Whether a given standard deviation counts as “large” or “small” depends entirely on context. A standard deviation of 5 is tiny if your mean is 500 but enormous if your mean is 6. Comparing the standard deviation to the mean gives you a sense of relative spread. That ratio (standard deviation divided by the mean) is sometimes called the coefficient of variation, and it lets you compare variability across datasets measured on different scales.
Calculating on a Scientific Calculator
You don’t have to do this by hand every time. Most scientific calculators have a statistics mode that handles the computation for you. On Casio’s ClassWiz models, for example, you enter Statistics mode, select 1-Variable, type each data value into its own row, and press the execute key. The results screen displays both the population and sample standard deviations so you can choose the one you need.
Graphing calculators follow a similar flow: enter your data into a list, run a summary statistics calculation, and read the output. The population standard deviation is typically labeled σ (sigma), while the sample standard deviation is labeled s or sx. If you’re working in a spreadsheet, most programs offer two functions: one for population (like STDEV.P in Excel or Google Sheets) and one for sample (STDEV.S). The sample version is usually the default because most real-world data is a sample rather than a complete population.
Standard Deviation vs. Standard Error
These two are easy to confuse, but they answer different questions. Standard deviation describes how spread out individual data points are in your sample. If you measured the blood pressure of 100 people, the standard deviation tells you how much those 100 readings varied from person to person.
Standard error, on the other hand, tells you how precisely your sample average estimates the true average of the whole population. It equals the standard deviation divided by the square root of your sample size, so it shrinks as you collect more data.

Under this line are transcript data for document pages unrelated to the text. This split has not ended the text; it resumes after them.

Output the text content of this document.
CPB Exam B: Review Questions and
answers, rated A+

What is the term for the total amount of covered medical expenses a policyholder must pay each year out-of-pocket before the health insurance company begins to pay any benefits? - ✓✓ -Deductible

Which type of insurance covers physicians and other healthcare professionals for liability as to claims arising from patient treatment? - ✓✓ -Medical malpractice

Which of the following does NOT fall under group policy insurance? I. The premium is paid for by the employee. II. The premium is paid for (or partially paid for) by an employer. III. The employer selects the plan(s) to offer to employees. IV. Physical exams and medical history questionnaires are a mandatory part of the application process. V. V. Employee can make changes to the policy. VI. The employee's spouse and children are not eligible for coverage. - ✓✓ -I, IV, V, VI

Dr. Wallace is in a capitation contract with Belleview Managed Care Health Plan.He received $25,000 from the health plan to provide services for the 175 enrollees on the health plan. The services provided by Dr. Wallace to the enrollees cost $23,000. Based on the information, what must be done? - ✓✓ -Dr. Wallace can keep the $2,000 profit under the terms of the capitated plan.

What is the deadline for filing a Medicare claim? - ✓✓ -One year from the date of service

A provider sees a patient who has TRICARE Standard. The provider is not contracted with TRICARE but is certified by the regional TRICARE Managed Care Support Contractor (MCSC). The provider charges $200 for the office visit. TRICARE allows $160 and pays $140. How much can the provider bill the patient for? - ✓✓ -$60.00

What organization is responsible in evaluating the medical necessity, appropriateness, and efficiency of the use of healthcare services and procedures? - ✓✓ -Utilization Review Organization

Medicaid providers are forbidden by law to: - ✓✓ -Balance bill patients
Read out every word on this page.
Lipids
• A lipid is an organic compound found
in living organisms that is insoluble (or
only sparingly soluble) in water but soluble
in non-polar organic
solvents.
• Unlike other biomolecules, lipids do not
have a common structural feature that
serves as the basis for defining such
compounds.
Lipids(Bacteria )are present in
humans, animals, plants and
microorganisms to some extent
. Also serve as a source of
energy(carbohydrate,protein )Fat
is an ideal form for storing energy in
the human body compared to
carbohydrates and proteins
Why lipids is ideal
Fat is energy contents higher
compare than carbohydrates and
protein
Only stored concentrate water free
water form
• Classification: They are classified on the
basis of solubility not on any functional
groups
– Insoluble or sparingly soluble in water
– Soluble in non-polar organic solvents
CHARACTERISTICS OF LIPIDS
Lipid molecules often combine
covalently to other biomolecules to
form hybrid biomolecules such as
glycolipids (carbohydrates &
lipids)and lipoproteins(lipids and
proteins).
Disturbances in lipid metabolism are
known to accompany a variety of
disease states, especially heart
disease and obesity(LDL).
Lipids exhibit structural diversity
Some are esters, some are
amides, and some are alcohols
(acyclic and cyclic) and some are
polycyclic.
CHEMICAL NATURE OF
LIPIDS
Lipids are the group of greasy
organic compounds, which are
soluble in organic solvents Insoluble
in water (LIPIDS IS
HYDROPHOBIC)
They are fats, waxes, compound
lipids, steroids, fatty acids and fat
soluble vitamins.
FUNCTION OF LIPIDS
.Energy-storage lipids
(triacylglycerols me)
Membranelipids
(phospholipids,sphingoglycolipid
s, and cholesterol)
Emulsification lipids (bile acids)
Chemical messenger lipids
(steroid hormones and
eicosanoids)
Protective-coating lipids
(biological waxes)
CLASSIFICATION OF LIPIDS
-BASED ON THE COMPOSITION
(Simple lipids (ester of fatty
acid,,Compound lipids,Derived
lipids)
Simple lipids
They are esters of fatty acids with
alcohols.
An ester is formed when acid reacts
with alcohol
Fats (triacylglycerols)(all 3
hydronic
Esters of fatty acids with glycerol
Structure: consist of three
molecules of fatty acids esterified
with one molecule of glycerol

You’d report standard deviation when describing the variability within your group, and standard error when making a claim about how close your sample mean is to the population mean. In published research, you’ll see both: standard deviation to characterize the sample (average age of patients, average tumor size) and standard error or confidence intervals to indicate how reliable those estimates are for the broader population.
A Quick Reference Example
Suppose you’re tracking how many minutes you exercise each day for a week: 30, 45, 25, 50, 35, 40, 35. Here’s the full calculation using the population formula, since this is your complete week.
Mean: (30 + 45 + 25 + 50 + 35 + 40 + 35) ÷ 7 = 260 ÷ 7 ≈ 37.14 minutes. Deviations from the mean: −7.14, 7.86, −12.14, 12.86, −2.14, 2.86, −2.14. Squared deviations: 51.0, 61.8, 147.4, 165.4, 4.6, 8.2, 4.6. Sum of squared deviations: 443.0. Variance: 443.0 ÷ 7 ≈ 63.3. Standard deviation: √63.3 ≈ 7.95 minutes.
Your average workout lasted about 37 minutes, and the typical day deviated from that average by roughly 8 minutes in either direction. That’s a moderate amount of variability. If you wanted every day to be more consistent, you’d aim to bring that standard deviation down.